Следующее утро принесло свежесть и новость. Васька, оказывается, вчера вечером забрался на липу, что во дворе общаги, и в окне второго этажа увидел, как двое целовались, а парень расстегивал своей подружке кофточку. Потом там, к сожалению, погас свет, но, если приглядеться, многое можно было увидеть и в темноте.

Вечер выдался душный. Где-то за городом ворчала гроза. Парило. Ребята, стараясь не шуметь, забрались на липу. Разместились более-менее удобно, в развилке, и стали шарить глазами по окнам. «Где твое?» – «Вон – темно там».

Окна, одни темные, другие освещенные, не дарили их никакими откровениями. В них все шло своим чередом, была своя жизнь, как в немом кино, только без названия, без титров, без начала и без видимого конца. В «васькином» окне зажегся свет. «Они», – шепнул Васька. Ему было виднее.

Битый час эти двое занимались какой-то бестолковщиной: сидели напротив друг друга, говорили, выходили из комнаты, заходили, тыкались по углам, потом долго пили чай с булками, смеялись… Собственно, наполняли комнату минутами незамысловатого счастья.
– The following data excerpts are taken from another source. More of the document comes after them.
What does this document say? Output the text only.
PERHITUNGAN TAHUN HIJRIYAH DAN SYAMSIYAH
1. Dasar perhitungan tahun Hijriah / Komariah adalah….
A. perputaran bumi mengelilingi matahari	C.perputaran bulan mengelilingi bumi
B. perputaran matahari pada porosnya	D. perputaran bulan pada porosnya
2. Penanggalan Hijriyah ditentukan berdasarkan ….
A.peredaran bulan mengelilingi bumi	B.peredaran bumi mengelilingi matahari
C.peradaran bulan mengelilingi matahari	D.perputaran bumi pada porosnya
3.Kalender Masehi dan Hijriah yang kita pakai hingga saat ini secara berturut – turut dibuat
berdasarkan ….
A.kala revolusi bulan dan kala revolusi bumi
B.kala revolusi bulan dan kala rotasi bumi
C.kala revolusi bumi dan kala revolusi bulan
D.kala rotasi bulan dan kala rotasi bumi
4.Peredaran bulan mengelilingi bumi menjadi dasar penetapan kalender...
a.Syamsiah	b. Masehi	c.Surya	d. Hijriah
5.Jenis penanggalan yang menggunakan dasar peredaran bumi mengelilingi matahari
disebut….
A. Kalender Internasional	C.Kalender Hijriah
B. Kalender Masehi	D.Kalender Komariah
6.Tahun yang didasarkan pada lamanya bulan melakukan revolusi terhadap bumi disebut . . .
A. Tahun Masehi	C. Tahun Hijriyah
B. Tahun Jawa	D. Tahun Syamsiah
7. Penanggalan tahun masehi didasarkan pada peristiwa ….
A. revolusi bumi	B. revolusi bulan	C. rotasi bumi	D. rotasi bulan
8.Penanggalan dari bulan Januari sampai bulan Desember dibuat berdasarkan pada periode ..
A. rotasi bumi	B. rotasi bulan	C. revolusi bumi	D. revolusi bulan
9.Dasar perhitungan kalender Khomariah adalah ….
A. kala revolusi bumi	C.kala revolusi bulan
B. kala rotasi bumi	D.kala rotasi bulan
Потом девушка села на колени к парню и, улыбаясь, взъерошила ему волосы. Слов их не было слышно. Девушка встала, распахнула шире окно. Скинула с себя кофточку и осталась в одном лифчике. Перевесилась через подоконник и сказала: «Душно как!» – и такая она была счастливая и открытая в своем счастье, что Мурлова, как током, пронзила тоска, и он почувствовал себя в этот миг страшно одиноким, и этот миг потом растянулся на всю жизнь.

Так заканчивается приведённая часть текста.